He could have stayed at McKinsey. He could have stayed in the lab. Instead he went after the part of robotics nobody bothered to update for forty years.
CO-FOUNDER + CEO // JACOBI ROBOTICS // EMERYVILLE, CA
Walk into a modern factory and you will find robot arms that cost six figures, lifted into place by experts, then handed to a programmer who codes their every move by hand. The hardware is from the future. The software workflow is from the Reagan administration. Max Cao noticed this gap and decided it was a business.
Today he is the co-founder and CEO of Jacobi Robotics, an eighteen-person company headquartered at 4071 Emery Street in Emeryville, California. Jacobi builds AI-first software that plans how a robot arm should move - around obstacles, around people, and around the mathematical dead-ends called singularities that freeze a robot mid-task. The pitch is blunt: what used to take a month of fiddling now takes less than a day.
Cao did not arrive here by accident. He spent years inside UC Berkeley's BAIR Lab, the Berkeley Artificial Intelligence Research group run by Professor Ken Goldberg, writing state-of-the-art algorithms for manipulation and motion planning. Then he did the unusual thing. He took the research out of the building.
The ways most robots are programmed today hasn't really changed since the 1980s.
Before motion planning, before McKinsey, before Berkeley, there was a teenager in Norway building software he could not yet name. In high school, Cao attempted to found a company that, in his own telling, "did essentially what Slack does today." He was simply a few years early - the kind of timing error that tells you more about a person than any success would.
The rocket engine came next. As a student studying engine design, he and a friend decided to build a working prototype at home. They learned quickly. "The road from idea to prototype is long," he said later, and he has been measuring that road ever since.
He grew up in Norway, which he still calls "my favorite place in the world." It gave him mountains and a happy childhood. What it did not give him was an entrepreneurial culture. So he left for the UK to gain a global perspective, earned an MEng in Mechanical Engineering at Imperial College London, and pointed himself toward the place where ideas turn into companies fastest.
At Berkeley he found his people. "At UC Berkeley, we did research at the bleeding edge of the robotics field and developed state-of-the-art algorithms in manipulation and motion planning," he said. His co-founders were in the same lab.
But Cao understood the difference between a paper and a product. Research pushes the frontier of what is possible. Production demands, in his words, "nothing short of perfection." He wanted the second thing. He believes "entrepreneurship is the way to go for a large impact on a short timeframe," and that "if you're going to do it, you should go all the way."
So in 2022, he did.
The company is named after the Jacobian matrix, the tool that maps how a robot's joint movements translate into motion at its hand. Behind it: Carl Jacobi, the 19th-century German mathematician. The name is a quiet signal of who the founders are.

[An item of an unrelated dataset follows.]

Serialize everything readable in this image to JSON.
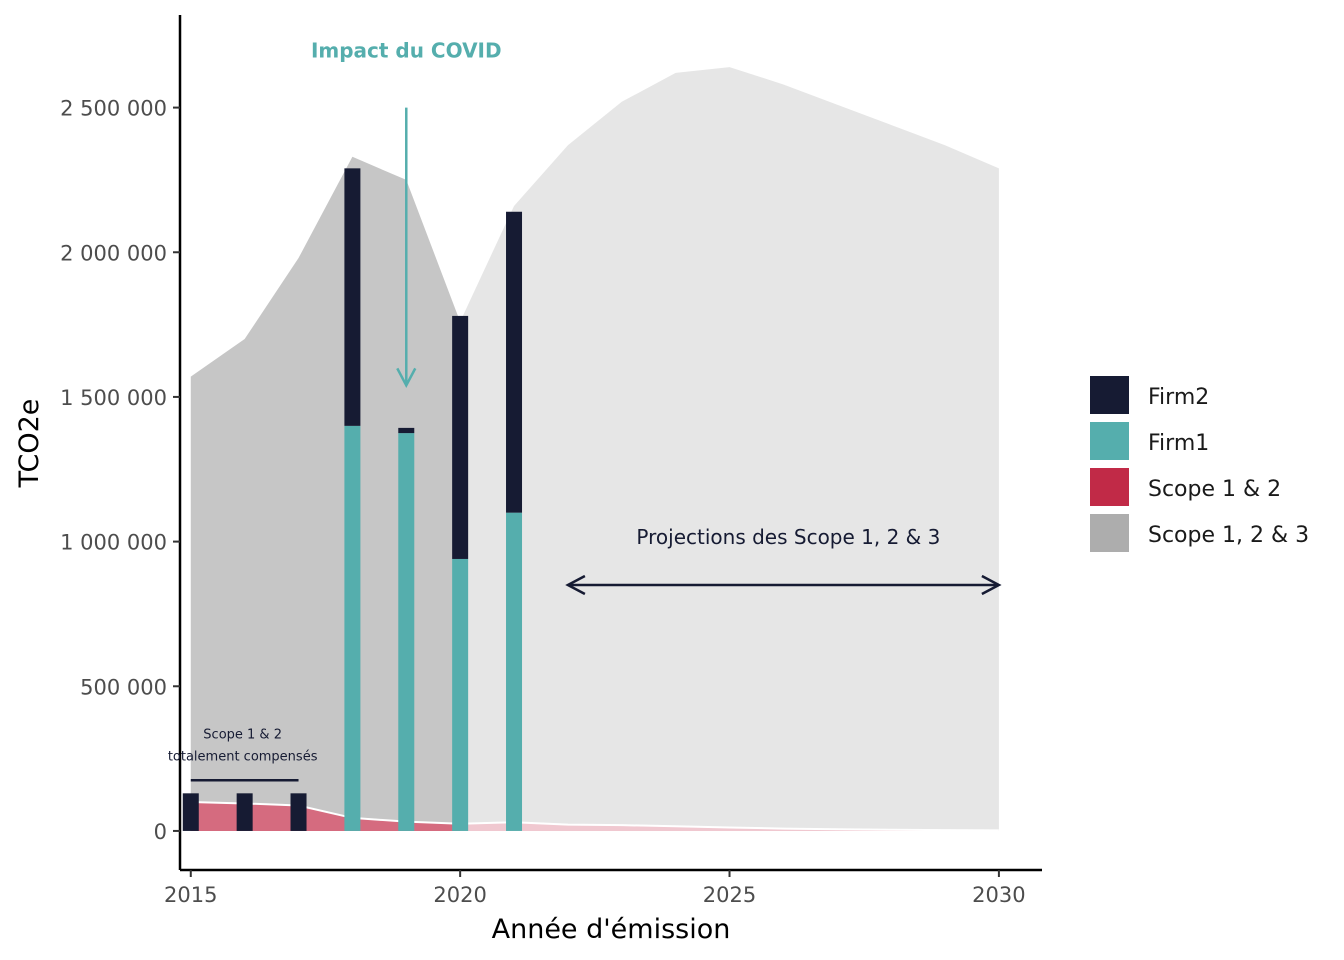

Singularities are points where a robot arm seizes up and stops moving - a real headache for bin picking, package sorting, and palletizing. Usually a human has to step in and restart. Jacobi's software plans paths that route around them.

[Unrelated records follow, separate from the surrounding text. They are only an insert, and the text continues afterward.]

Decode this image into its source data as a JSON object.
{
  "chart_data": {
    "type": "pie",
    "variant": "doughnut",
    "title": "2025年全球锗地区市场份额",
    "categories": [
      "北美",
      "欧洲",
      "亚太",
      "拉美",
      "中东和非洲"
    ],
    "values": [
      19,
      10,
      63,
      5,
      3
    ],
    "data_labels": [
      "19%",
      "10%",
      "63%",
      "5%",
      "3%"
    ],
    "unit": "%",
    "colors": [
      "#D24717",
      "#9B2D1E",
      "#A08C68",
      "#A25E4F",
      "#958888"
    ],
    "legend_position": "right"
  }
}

Cao co-founded Jacobi with Yahav Avigal, Lars Berscheid, Jeff Ichnowski (now at CMU), and Prof. Ken Goldberg as chief scientist. "Very different personalities," Cao says, "but they are complimentary."
The platform speaks to the major robot arm makers - ABB, Fanuc, Universal Robots, and Yaskawa - so customers are not locked into a single brand of hardware to use it.

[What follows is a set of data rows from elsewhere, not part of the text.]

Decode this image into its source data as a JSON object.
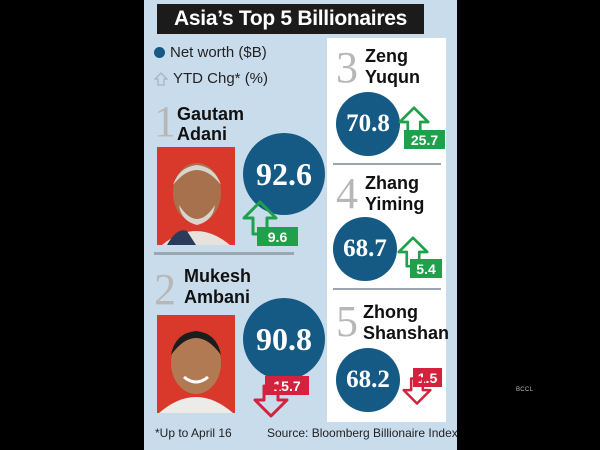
{
  "title": "Asia’s Top 5 Billionaires",
  "legend": {
    "net_worth": "Net worth ($B)",
    "ytd": "YTD Chg* (%)"
  },
  "billionaires": [
    {
      "rank": "1",
      "first": "Gautam",
      "last": "Adani",
      "net_worth": "92.6",
      "ytd": "9.6",
      "direction": "up"
    },
    {
      "rank": "2",
      "first": "Mukesh",
      "last": "Ambani",
      "net_worth": "90.8",
      "ytd": "15.7",
      "direction": "down"
    },
    {
      "rank": "3",
      "first": "Zeng",
      "last": "Yuqun",
      "net_worth": "70.8",
      "ytd": "25.7",
      "direction": "up"
    },
    {
      "rank": "4",
      "first": "Zhang",
      "last": "Yiming",
      "net_worth": "68.7",
      "ytd": "5.4",
      "direction": "up"
    },
    {
      "rank": "5",
      "first": "Zhong",
      "last": "Shanshan",
      "net_worth": "68.2",
      "ytd": "1.5",
      "direction": "down"
    }
  ],
  "footnote": "*Up to April 16",
  "source": "Source: Bloomberg Billionaire Index",
  "watermark": "BCCL",
  "colors": {
    "bubble": "#155a85",
    "up": "#1fa04b",
    "down": "#d3223e",
    "panel": "#c9dcec"
  }
}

Before launch, Jacobi ran deployments with automation firm Formic and an unnamed major consumer electronics company, backed by a roughly $1M pre-seed in early 2023.
In July 2024, Jacobi emerged publicly with a $5M seed led by Moxxie Ventures, joined by Foothill Ventures, Humba Ventures, and The House Fund.
A founder's path rarely runs straight. Cao's bends through three countries, one consulting firm, and a research lab before it lands on a factory floor.
Most founders talk about market size. Cao talks about arms - actual robot arms, doing actual work, in places where automation has never reached. Manufacturing. Warehouses. Construction. Healthcare. Agriculture. He gravitates, he says, toward "archaic industries that have not been disrupted for a very long time" where "technology can actually make a difference."
His measure of success is not a valuation. It is a count.
If the existence of Jacobi leads to 40 million or 400 million robot arms doing useful work beyond these existing use cases, then I will be very happy.
He climbed the Matterhorn. Mountaineering and skiing are his off-hours obsessions. The 14,692-foot peak in Switzerland is one he has actually summited.
Norway is home base. He grew up there and calls it "my favorite place in the world" - even as he notes it lacks Silicon Valley's startup culture.
From Lion King to The Martian. His childhood favorite film was The Lion King. His current favorite is The Martian - a story about engineering your way out of trouble. Fitting.
Next stop: Japan's islands. He recently visited Seoul and dreams of exploring the islands of Japan.